If they don’t, more marine life could go extinct, the ocean will struggle to absorb and retain heat, and ice loss will accelerate even further.
“That’s where the urgency comes from,” says CSIRO oceanographer Dr. Steve Rintoul, who helped produce the projections and has spent his entire career studying the influence of the Southern Ocean around Antarctica on Earth’s systems.
“Once we slow down the circulation, it’s hard to get it going again. Once we get this going, we can’t really change our mind. These changes are irreversible on timescales of many, many centuries.’
The world has very few places that produce water cold enough and dense enough to sink to the deepest parts of the ocean, but Antarctica has four such locations.
About 250 trillion tons of water sinks to depths less than 4,000 meters near the continent each year, and is in turn very cold, very salty and oxygenated water.
However, the increase in melting Antarctic sea ice is rlower the salinity, making the water less dense and less able to sink.
This is important because it means that the nutrient-rich water far below is not being moved in the normal way and is spreading to other locations in the deep Indian, Pacific and Atlantic Oceans.
Such is the dramatic consequences, that surface ecosystems around the world are then deprived of the nutrients of that water.
“If we limit those surging fluxes of nutrients, and we don’t provide enough nutrients to the base of the food chain … that clearly has implications for feeding the population in the coming decades, into the 21st century,” said professor at the University of NSW Matthew England, who coordinated the new study.
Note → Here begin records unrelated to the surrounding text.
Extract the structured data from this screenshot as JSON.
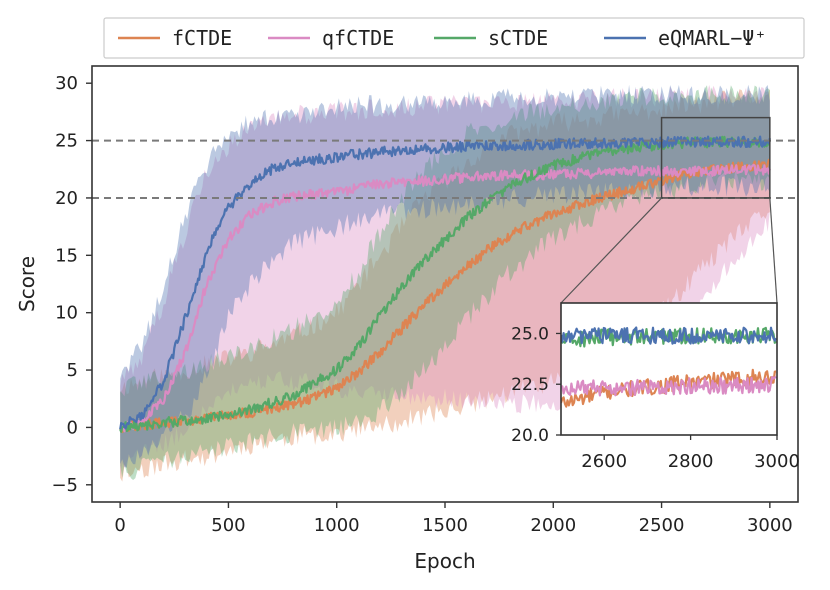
{
  "chart_data": {
    "type": "line",
    "title": "",
    "xlabel": "Epoch",
    "ylabel": "Score",
    "xlim": [
      -130,
      3130
    ],
    "ylim": [
      -6.5,
      31.5
    ],
    "xticks": [
      0,
      500,
      1000,
      1500,
      2000,
      2500,
      3000
    ],
    "yticks": [
      -5,
      0,
      5,
      10,
      15,
      20,
      25,
      30
    ],
    "reference_lines": [
      20,
      25
    ],
    "legend_position": "top (above plot)",
    "series": [
      {
        "name": "fCTDE",
        "color": "#dd8452",
        "x": [
          0,
          200,
          400,
          600,
          800,
          1000,
          1100,
          1200,
          1300,
          1400,
          1500,
          1600,
          1700,
          1800,
          1900,
          2000,
          2200,
          2400,
          2600,
          2800,
          3000
        ],
        "mean": [
          0.0,
          0.4,
          0.8,
          1.3,
          2.0,
          3.4,
          4.8,
          6.6,
          8.6,
          10.6,
          12.4,
          14.0,
          15.5,
          16.8,
          17.8,
          18.6,
          19.9,
          21.0,
          22.1,
          22.6,
          22.9
        ],
        "lower": [
          -4.0,
          -3.2,
          -2.5,
          -1.5,
          -0.8,
          -0.5,
          -0.2,
          0.0,
          0.5,
          1.0,
          1.5,
          2.0,
          2.5,
          3.0,
          3.5,
          4.0,
          5.5,
          8.0,
          12.0,
          16.0,
          19.0
        ],
        "upper": [
          3.5,
          4.5,
          5.5,
          6.5,
          8.0,
          10.0,
          12.5,
          15.0,
          17.5,
          20.0,
          21.5,
          23.0,
          24.5,
          25.5,
          26.0,
          26.5,
          27.0,
          27.5,
          28.0,
          28.5,
          29.0
        ]
      },
      {
        "name": "qfCTDE",
        "color": "#da8bc3",
        "x": [
          0,
          100,
          200,
          300,
          350,
          400,
          500,
          600,
          700,
          800,
          1000,
          1200,
          1400,
          1600,
          1800,
          2000,
          2200,
          2400,
          2600,
          2800,
          3000
        ],
        "mean": [
          0.0,
          0.5,
          2.5,
          6.5,
          9.5,
          12.5,
          16.5,
          18.5,
          19.6,
          20.1,
          20.5,
          21.2,
          21.5,
          21.8,
          22.0,
          22.0,
          22.2,
          22.4,
          22.3,
          22.4,
          22.5
        ],
        "lower": [
          -3.5,
          -2.5,
          -1.5,
          0.0,
          1.0,
          2.0,
          3.0,
          3.5,
          4.0,
          4.0,
          3.5,
          3.0,
          2.5,
          2.5,
          2.0,
          2.0,
          2.5,
          3.0,
          8.0,
          14.0,
          18.0
        ],
        "upper": [
          4.0,
          6.0,
          11.0,
          17.0,
          20.0,
          22.5,
          24.5,
          26.0,
          26.8,
          27.2,
          27.5,
          27.8,
          28.0,
          28.2,
          28.4,
          28.5,
          28.6,
          28.8,
          28.9,
          29.0,
          29.0
        ]
      },
      {
        "name": "sCTDE",
        "color": "#55a868",
        "x": [
          0,
          200,
          400,
          600,
          800,
          1000,
          1100,
          1200,
          1300,
          1400,
          1500,
          1600,
          1700,
          1800,
          1900,
          2000,
          2200,
          2400,
          2600,
          2800,
          3000
        ],
        "mean": [
          0.0,
          0.4,
          0.8,
          1.5,
          2.8,
          5.0,
          7.0,
          9.8,
          12.2,
          14.5,
          16.4,
          18.2,
          19.7,
          21.0,
          22.0,
          22.8,
          23.9,
          24.5,
          24.8,
          24.9,
          24.9
        ],
        "lower": [
          -4.0,
          -3.0,
          -2.2,
          -1.2,
          -0.5,
          0.0,
          0.5,
          1.5,
          3.0,
          5.0,
          7.0,
          9.5,
          11.5,
          13.5,
          15.0,
          16.5,
          18.5,
          20.0,
          21.0,
          21.5,
          21.5
        ],
        "upper": [
          3.5,
          4.5,
          5.5,
          7.0,
          8.5,
          11.0,
          13.5,
          17.0,
          20.0,
          22.5,
          24.0,
          25.5,
          26.5,
          27.0,
          27.5,
          28.0,
          28.5,
          28.8,
          29.0,
          29.0,
          29.0
        ]
      },
      {
        "name": "eQMARL−Ψ⁺",
        "color": "#4c72b0",
        "x": [
          0,
          100,
          200,
          300,
          350,
          400,
          450,
          500,
          600,
          700,
          800,
          1000,
          1200,
          1400,
          1600,
          1800,
          2000,
          2200,
          2400,
          2600,
          2800,
          3000
        ],
        "mean": [
          0.0,
          1.0,
          4.0,
          9.5,
          12.5,
          15.2,
          17.5,
          19.2,
          21.3,
          22.5,
          23.0,
          23.6,
          24.0,
          24.3,
          24.5,
          24.6,
          24.7,
          24.8,
          24.8,
          24.9,
          24.9,
          24.9
        ],
        "lower": [
          -3.5,
          -2.5,
          -1.0,
          1.0,
          2.5,
          4.5,
          7.0,
          9.5,
          12.5,
          14.5,
          16.0,
          17.5,
          18.5,
          19.0,
          19.5,
          20.0,
          20.2,
          20.5,
          20.8,
          21.0,
          21.0,
          21.0
        ],
        "upper": [
          4.5,
          7.0,
          12.0,
          18.5,
          21.0,
          23.0,
          24.5,
          25.5,
          26.5,
          27.0,
          27.3,
          27.8,
          28.2,
          28.4,
          28.6,
          28.7,
          28.8,
          28.9,
          29.0,
          29.0,
          29.0,
          29.0
        ]
      }
    ],
    "inset": {
      "xlim": [
        2500,
        3000
      ],
      "ylim": [
        20.0,
        26.5
      ],
      "xticks": [
        2600,
        2800,
        3000
      ],
      "yticks": [
        20.0,
        22.5,
        25.0
      ],
      "ytick_labels": [
        "20.0",
        "22.5",
        "25.0"
      ],
      "zoom_region": {
        "x": [
          2500,
          3000
        ],
        "y": [
          20,
          27
        ]
      }
    }
  }
}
Dr. Rintoul says the new modeling is much more advanced than any previous work focused on Antarctica, and that means scientists can have much greater confidence in the projections.
Simulations show a slowing of the overturning circulation, which then leads to rapid warming of the deep ocean.
“Direct measurements confirm that deep ocean warming is indeed already underway,” he added.
The same is happening with the Northern Hemisphere equivalent, with the melting of the Greenland ice sheet suppressing the North Atlantic overturning, Professor England says.
“These two bodies of water (in Antarctica and the North Atlantic) absolutely dominate, in a sense, the ventilation of all ocean water below about 5,000 feet,” he said.
He added that the North Atlantic system has been shut down in the past and scientists believe it is also headed for a slowdown and possible collapse in the future.
A collapse of either system would have profound consequences for marine ecosystems worldwide, Professor England said.
The projections have been published in the journal Nature.